This tiny robotic stingray is modeled after the stingray Leucoraja erinacea, at one tenth of its size. (Photo : Wyss Institute/Harvard University)
For the first time ever, scientists have created a cyborg stingray with a heart that is made from rat heart cells. This robot is also tiny, about the size of a toenail, where it is controlled with light pulses and can glide and swim smoothly across water. This breakthrough invention can also become a crucial step in developing artificial hearts for humans.
According to lead author of the study, Kit Parker from the Wyss Institute at Harvard University, this robotic stingray can propel itself through water while its heart can also propel blood through its circulatory system.

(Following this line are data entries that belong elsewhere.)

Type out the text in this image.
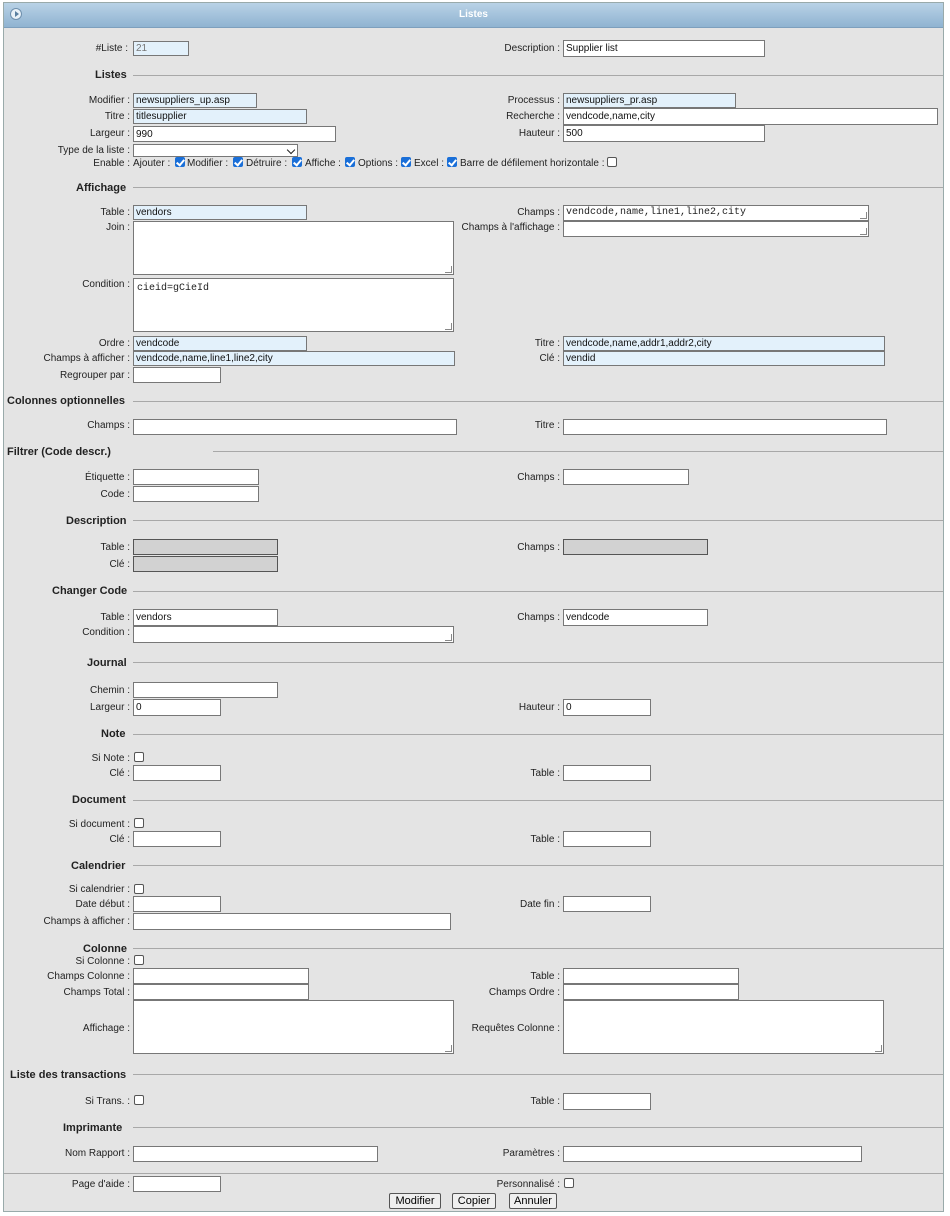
Listes
#Liste :
21	Description :
Supplier list
Listes
Modifier :
newsuppliers_up.asp	Processus :
newsuppliers_pr.asp
Titre :
titlesupplier	Recherche :
vendcode,name,city
Largeur :
990	Hauteur :
500
Type de la liste :
Enable : Ajouter : Modifier : Détruire : Affiche : Options : Excel : Barre de défilement horizontale :
Affichage
Table :
vendors	Champs : vendcode,name,line1,line2,city
Join :	Champs à l'affichage :
Condition : cieid=gCieId
Ordre :
vendcode	Titre :
vendcode,name,addr1,addr2,city
Champs à afficher :
vendcode,name,line1,line2,city	Clé :
vendid
Regrouper par :
Colonnes optionnelles
Champs :	Titre :
Filtrer (Code descr.)
Étiquette :	Champs :
Code :
Description
Table :	Champs :
Clé :
Changer Code
Table :
vendors	Champs :
vendcode
Condition :
Journal
Chemin :
Largeur :
0	Hauteur :
0
Note
Si Note :
Clé :	Table :
Document
Si document :
Clé :	Table :
Calendrier
Si calendrier :
Date début :	Date fin :
Champs à afficher :
Colonne
Si Colonne :
Champs Colonne :	Table :
Champs Total :	Champs Ordre :
Affichage :	Requêtes Colonne :
Liste des transactions
Si Trans. :	Table :
Imprimante
Nom Rapport :	Paramètres :
Page d'aide :	Personnalisé :
Modifier	Copier	Annuler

Parker adds that this artificial heart is composed of living muscle cells that can closely mimic a natural, beating heart where it can also change as it grows.

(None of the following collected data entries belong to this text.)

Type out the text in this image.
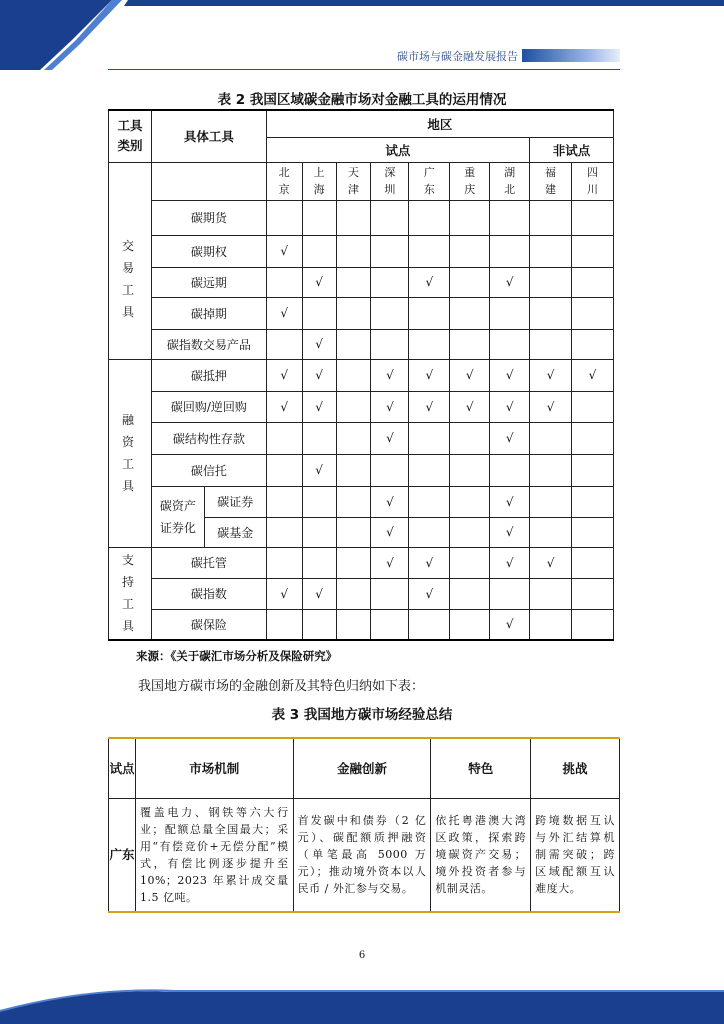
碳市场与碳金融发展报告
表 2 我国区域碳金融市场对金融工具的运用情况
工具类别	具体工具		地区								
			试点							非试点	
			北京	上海	天津	深圳	广东	重庆	湖北	福建	四川
交易工具	碳期货										
	碳期权		√								
	碳远期			√			√		√		
	碳掉期		√								
	碳指数交易产品			√							
融资工具	碳抵押		√	√		√	√	√	√	√	√
	碳回购/逆回购		√	√		√	√	√	√	√	
	碳结构性存款					√			√		
	碳信托			√							
	碳资产证券化	碳证券				√			√		
		碳基金				√			√		
支持工具	碳托管					√	√		√	√	
	碳指数		√	√			√				
	碳保险								√		
来源：《关于碳汇市场分析及保险研究》
我国地方碳市场的金融创新及其特色归纳如下表：
表 3 我国地方碳市场经验总结
试点	市场机制	金融创新	特色	挑战
广东	覆盖电力、钢铁等六大行业；配额总量全国最大；采用“有偿竞价+无偿分配”模式，有偿比例逐步提升至 10%；2023 年累计成交量 1.5 亿吨。	首发碳中和债券（2 亿元）、碳配额质押融资（单笔最高 5000 万元）；推动境外资本以人民币 / 外汇参与交易。	依托粤港澳大湾区政策，探索跨境碳资产交易；境外投资者参与机制灵活。	跨境数据互认与外汇结算机制需突破；跨区域配额互认难度大。
6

Artificial hearts are crucial for saving human lives in the event that a heart transplant needs more time to replace the heart and if transplantation is not available at the time, saving three fourths of patients who are waiting for transplants.

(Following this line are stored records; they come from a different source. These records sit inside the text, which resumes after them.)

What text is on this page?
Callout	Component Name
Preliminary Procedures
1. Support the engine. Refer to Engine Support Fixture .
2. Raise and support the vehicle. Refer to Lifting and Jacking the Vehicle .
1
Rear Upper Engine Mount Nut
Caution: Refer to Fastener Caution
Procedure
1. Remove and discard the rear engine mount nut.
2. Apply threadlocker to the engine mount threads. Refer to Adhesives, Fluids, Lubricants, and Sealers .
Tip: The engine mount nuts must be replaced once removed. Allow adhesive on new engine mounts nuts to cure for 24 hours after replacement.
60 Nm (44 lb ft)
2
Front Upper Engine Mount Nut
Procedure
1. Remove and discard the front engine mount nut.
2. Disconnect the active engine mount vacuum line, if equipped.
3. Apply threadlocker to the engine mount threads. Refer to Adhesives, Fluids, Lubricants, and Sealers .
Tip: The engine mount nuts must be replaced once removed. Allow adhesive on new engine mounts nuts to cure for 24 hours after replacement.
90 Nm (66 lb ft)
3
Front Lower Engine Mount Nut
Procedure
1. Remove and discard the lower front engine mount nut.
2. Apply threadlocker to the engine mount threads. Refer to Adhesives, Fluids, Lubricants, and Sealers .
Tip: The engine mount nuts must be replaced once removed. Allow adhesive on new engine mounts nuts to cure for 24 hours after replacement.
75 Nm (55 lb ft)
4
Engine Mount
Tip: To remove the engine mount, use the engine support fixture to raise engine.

Past versions of artificial hearts appear to be like mechanical pumps but with the new technological development of this robotic stingray, better designs for artificial hearts are within reach. Parker explains that this project aims to obtain better insight and understanding of the human heart and heart diseases using reverse engineering within the form of muscular pumps seen in and inspired by nature.
Researchers revealed that they began to build the robotic soft tissue when they developed a gold skeleton overlaid within a thin, flexible layer of polymer. Scientists then placed heart muscle cells taken from rat embryos on the top layer of the robot. Cells were genetically altered for the cyborg creature to follow a light source.
Upon first contact with light, the muscle cells inside the fins of the stingray will contract in a downward movement and as these cells relax, the gold skeleton will push these fins up as the skeleton stores the energy from the downward movement. This ultimately creates the swimming motion of the stingray that is guided using a two blue lights.
This optical stimulation can induce this muscle activation in sequences, with the help of serpentine patterned muscle circuitry, which leads to coordinated swimming, according to researchers. The robot is controlled by this modulating light frequency, by eliciting right and left fins, that also controls its speed and direction, which helps the biohybrid mechanism to maneuver within a course.
This new study is published in the journal Science.